As a team, the tackling statistics aren’t as bad as they are individually. In 2023, the Jets ranked 21st in the NFL with a 12.9% team missed tackle rate. The league average was 12.5%.

It was at an individual level where the tackling issues were felt the most. The biggest culprits were the safeties: Jordan Whitehead ranked in the 9th percentile among safeties with an 18% miss rate. Tony Adams was in the 19th percentile at 15.3%. Ashtyn Davis joined the party with a 16% rate, albeit on only 25 tackle attempts.

Even in his first-team All-Pro season, Quincy Williams continued to be a tackling liability. His 13.2% miss rate ranked in the 25th percentile among linebackers.
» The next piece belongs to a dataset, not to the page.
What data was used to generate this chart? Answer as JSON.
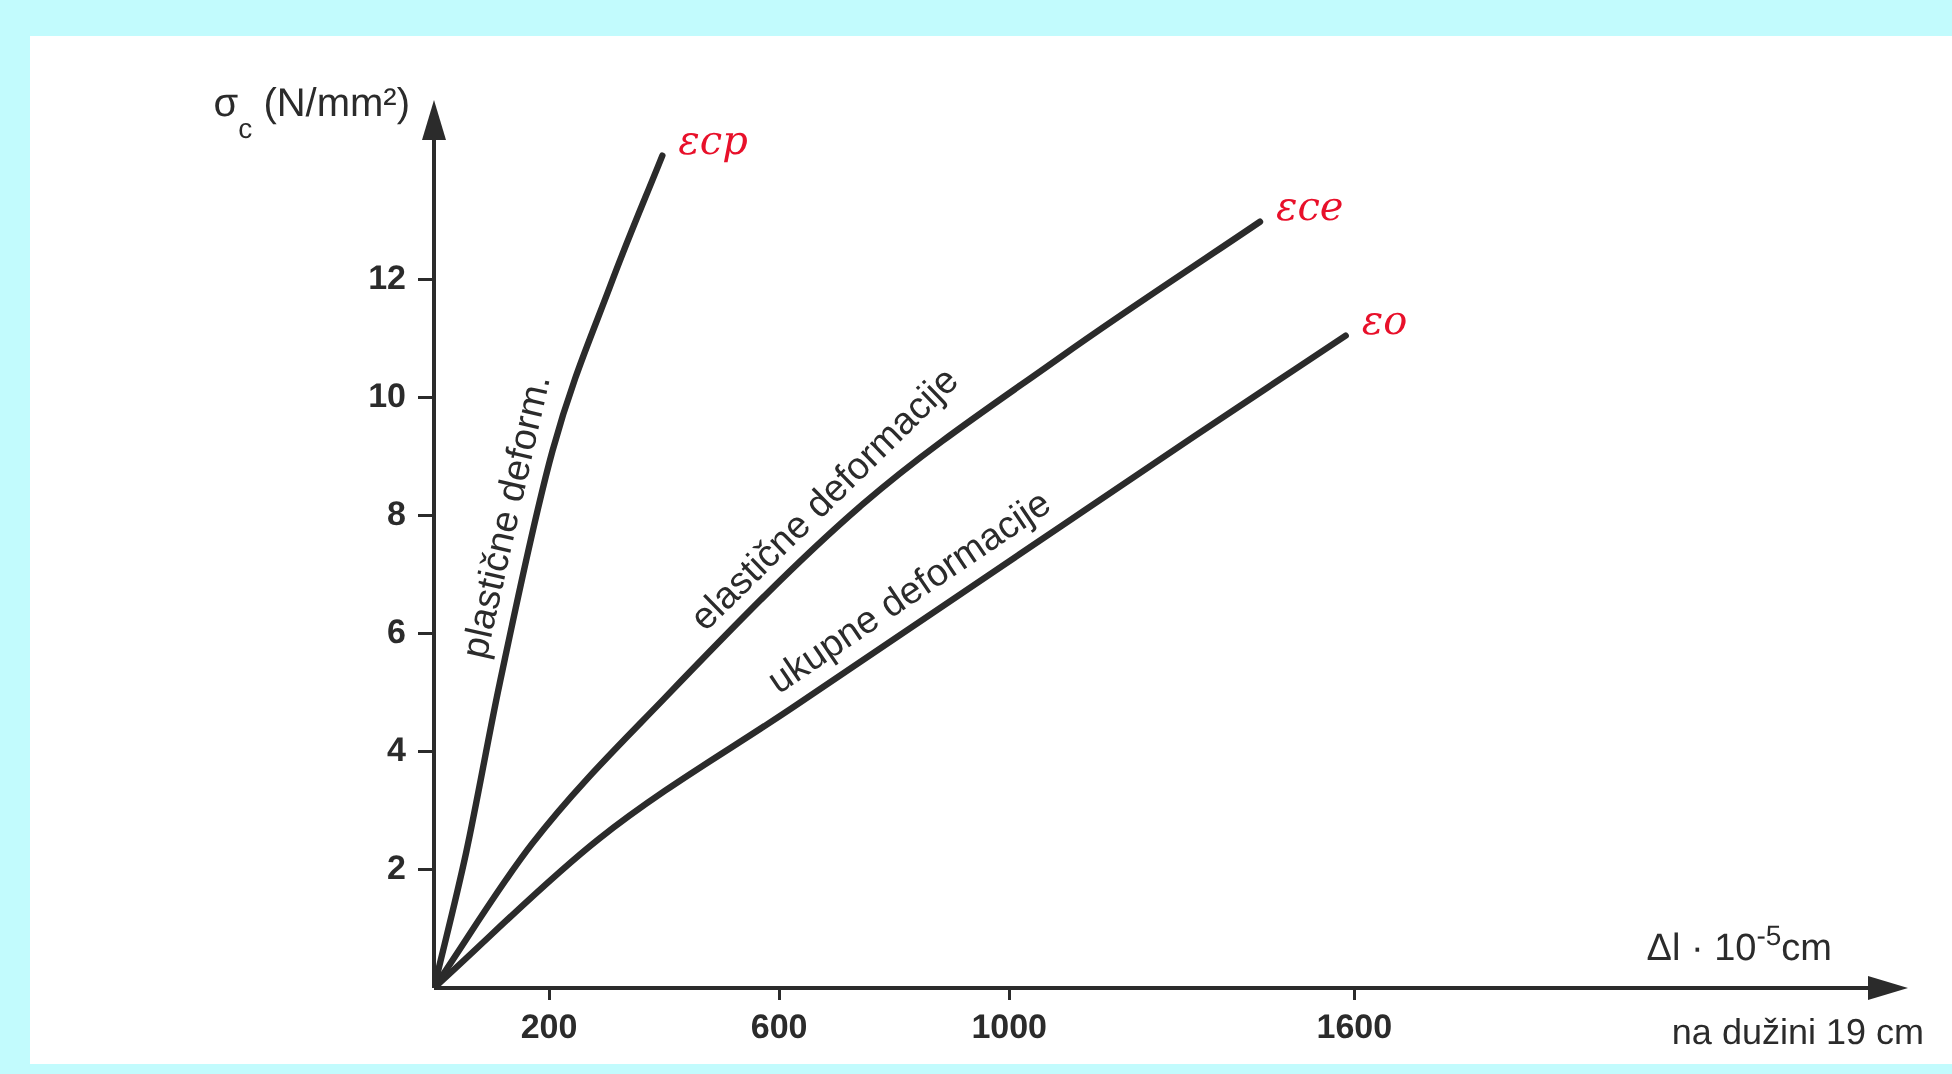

Other bad tacklers included Sauce Gardner (16.2%, 21st percentile), Quinnen Williams (15.9%, 17th percentile), Quinton Jefferson (13.3%, would have ranked in the 32nd percentile if qualified), and Solomon Thomas (12.9%, would have been 35th percentile if qualified).

Quinnen Williams tied for the sixth-most missed tackles among interior defensive linemen (10), and Whitehead had the most among safeties (20) while Adams had the eighth-most (15). Quincy Williams (20), Whitehead (20), Adams (15), and C.J. Mosley (15) had the most missed tackles on the Jets.

2024 changes

The Jets’ most significant change tackling-wise will be going from Whitehead to Chuck Clark. Clark’s 6.6% missed tackle rate in 2022 was in the 81st percentile among safeties. From 2019-22, the four seasons when he had starter-level snaps with Baltimore, Clark’s miss rate was 8.1%, which would have ranked in the 85th percentile among 2023 qualified safeties. Clark missed 21 combined tackles from 2020-22, while Whitehead missed 20 in 2023 alone.
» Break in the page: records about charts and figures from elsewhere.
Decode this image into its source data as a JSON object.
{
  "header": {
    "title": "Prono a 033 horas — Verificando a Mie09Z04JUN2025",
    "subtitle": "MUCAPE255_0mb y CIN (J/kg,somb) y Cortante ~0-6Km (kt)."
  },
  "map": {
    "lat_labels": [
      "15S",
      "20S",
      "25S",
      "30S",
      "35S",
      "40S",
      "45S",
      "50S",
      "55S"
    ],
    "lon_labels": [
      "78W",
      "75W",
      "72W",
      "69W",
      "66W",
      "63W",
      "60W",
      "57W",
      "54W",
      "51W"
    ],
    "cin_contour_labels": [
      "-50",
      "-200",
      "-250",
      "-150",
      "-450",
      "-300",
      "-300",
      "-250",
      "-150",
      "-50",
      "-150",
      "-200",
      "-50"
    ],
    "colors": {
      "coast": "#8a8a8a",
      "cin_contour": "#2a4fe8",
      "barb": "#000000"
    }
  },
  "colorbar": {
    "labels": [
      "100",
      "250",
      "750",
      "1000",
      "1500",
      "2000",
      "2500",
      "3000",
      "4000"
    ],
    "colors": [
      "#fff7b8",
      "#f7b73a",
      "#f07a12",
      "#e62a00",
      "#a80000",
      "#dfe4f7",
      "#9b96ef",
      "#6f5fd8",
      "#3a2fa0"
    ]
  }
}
Javon Kinlaw is also an upgrade over Jefferson in this area. He has a 7.1% career miss rate (would have ranked in the 75th percentile among 2023 qualifiers) and did not miss any tackles in 2023.

On the flip side, Haason Reddick may be a downgrade from Franklin-Myers. Reddick missed 18.2% of his tackles in 2023, ranking in the 33rd percentile among edge defenders. He was truly brutal in 2022, though, missing 36.4% of his tackles (second-worst) while tying for the most misses (16). He was never quite as bad as those two years in prior seasons, and the change to a 4-3 defense without so much dropping into coverage might change things for him. Still, Reddick’s tackling could hurt the Jets’ defense.
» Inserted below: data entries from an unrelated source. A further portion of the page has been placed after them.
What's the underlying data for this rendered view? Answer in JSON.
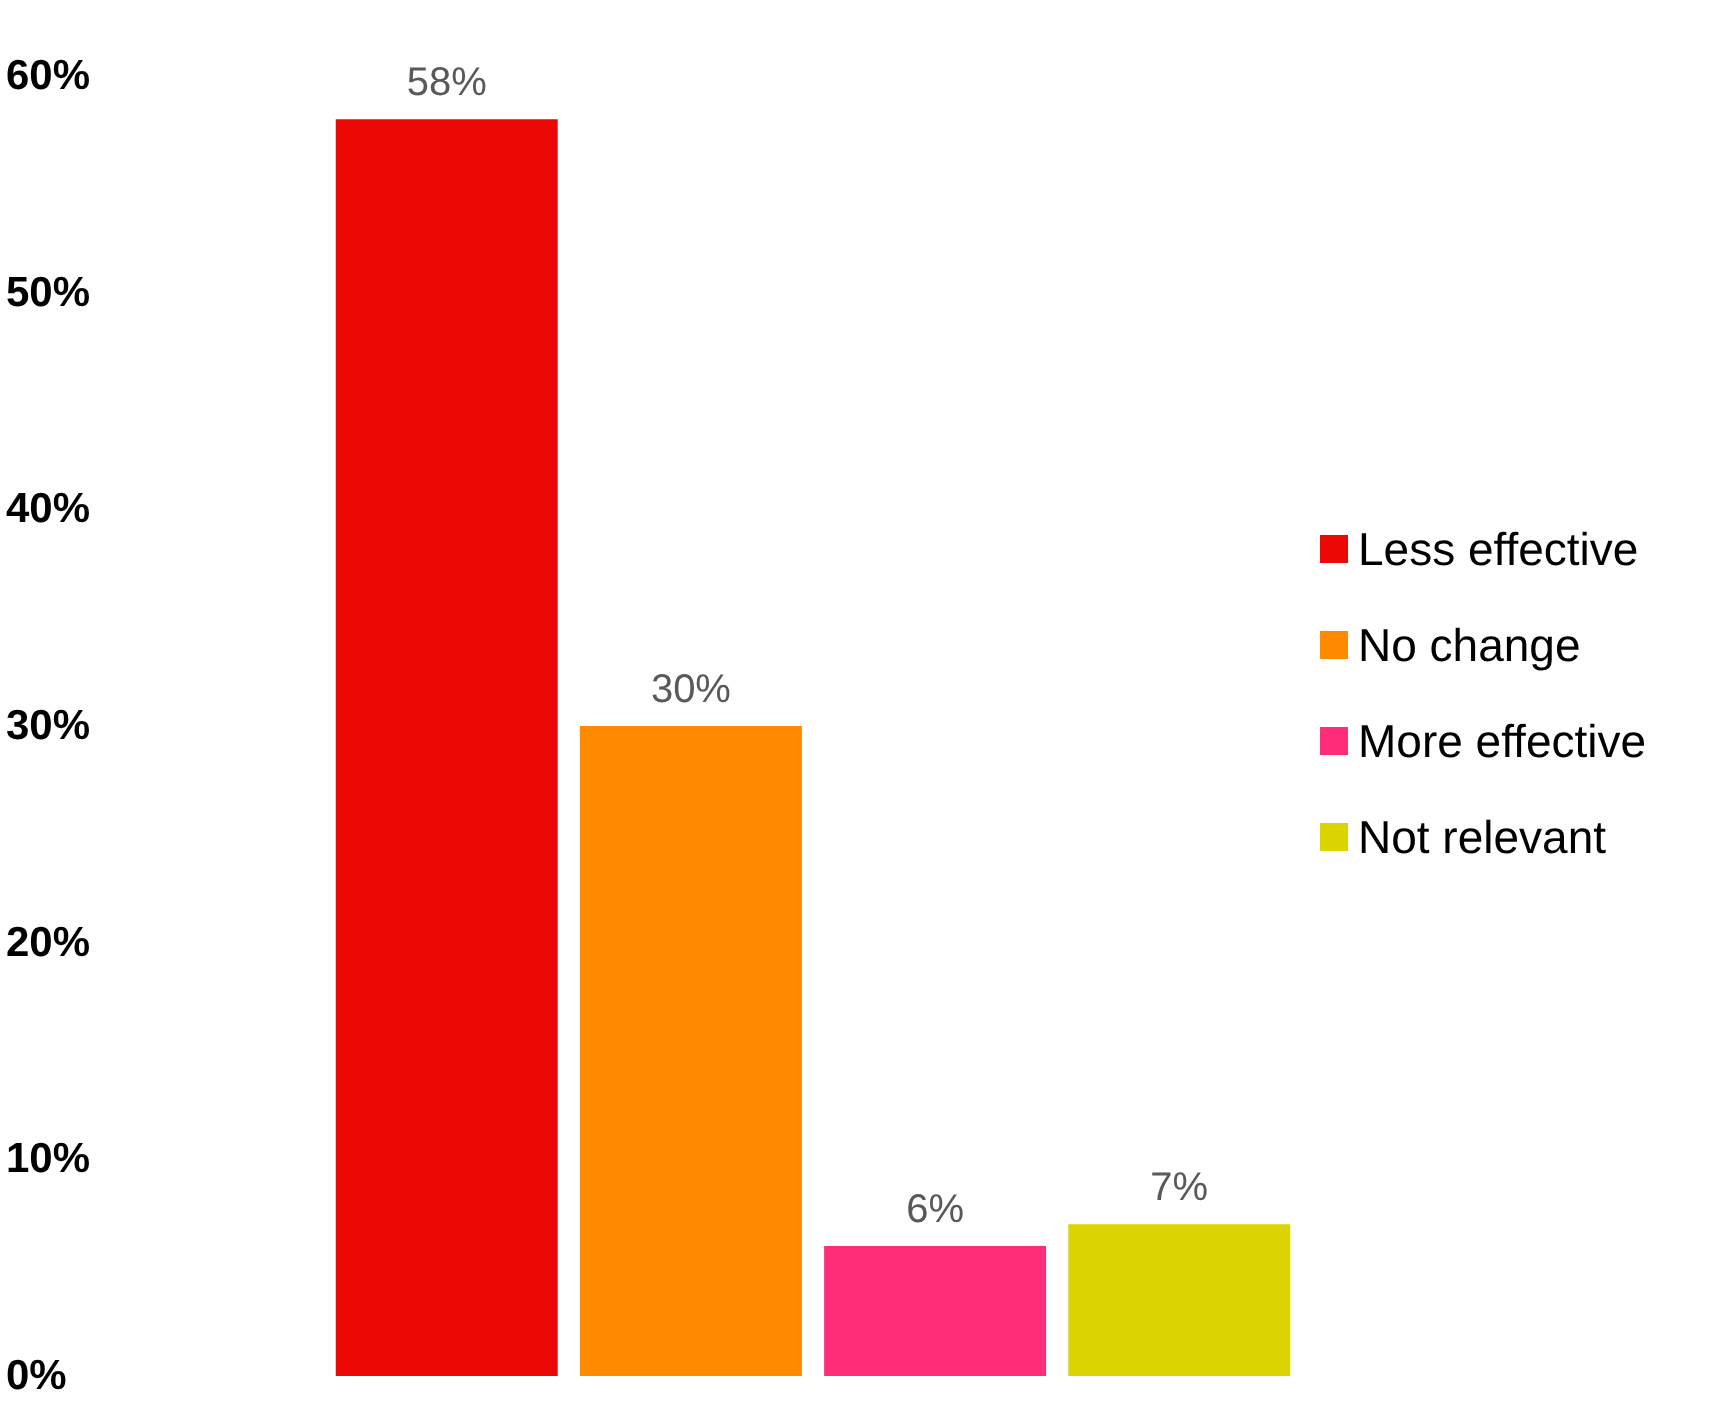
{
  "chart_data": {
    "type": "bar",
    "categories": [
      null
    ],
    "series": [
      {
        "name": "Less effective",
        "color": "#ec0804",
        "values": [
          58
        ],
        "value_labels": [
          "58%"
        ]
      },
      {
        "name": "No change",
        "color": "#ff8a00",
        "values": [
          30
        ],
        "value_labels": [
          "30%"
        ]
      },
      {
        "name": "More effective",
        "color": "#ff2d78",
        "values": [
          6
        ],
        "value_labels": [
          "6%"
        ]
      },
      {
        "name": "Not relevant",
        "color": "#dcd400",
        "values": [
          7
        ],
        "value_labels": [
          "7%"
        ]
      }
    ],
    "ylim": [
      0,
      60
    ],
    "yticks": [
      {
        "value": 0,
        "label": "0%"
      },
      {
        "value": 10,
        "label": "10%"
      },
      {
        "value": 20,
        "label": "20%"
      },
      {
        "value": 30,
        "label": "30%"
      },
      {
        "value": 40,
        "label": "40%"
      },
      {
        "value": 50,
        "label": "50%"
      },
      {
        "value": 60,
        "label": "60%"
      }
    ],
    "grid": false,
    "legend": "right"
  }
}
To a certain extent, the Jets will live with bad tackling. Quincy Williams is who he is as a tackler. Improvements from Adams and Gardner (who was at just 7.6% in 2022 before ballooning to 16.2% in 2023) would go a long way toward shoring up the back end of the Jets’ defense. They still have the surehanded C.J. Mosley and Clark, as well as Jamien Sherwood in limited reps (5.7% miss rate in 2023).

Never underestimate the power of bad tackling to infuriate a fan base and elongate a drive. It’s likely to continue as an issue for the Jets.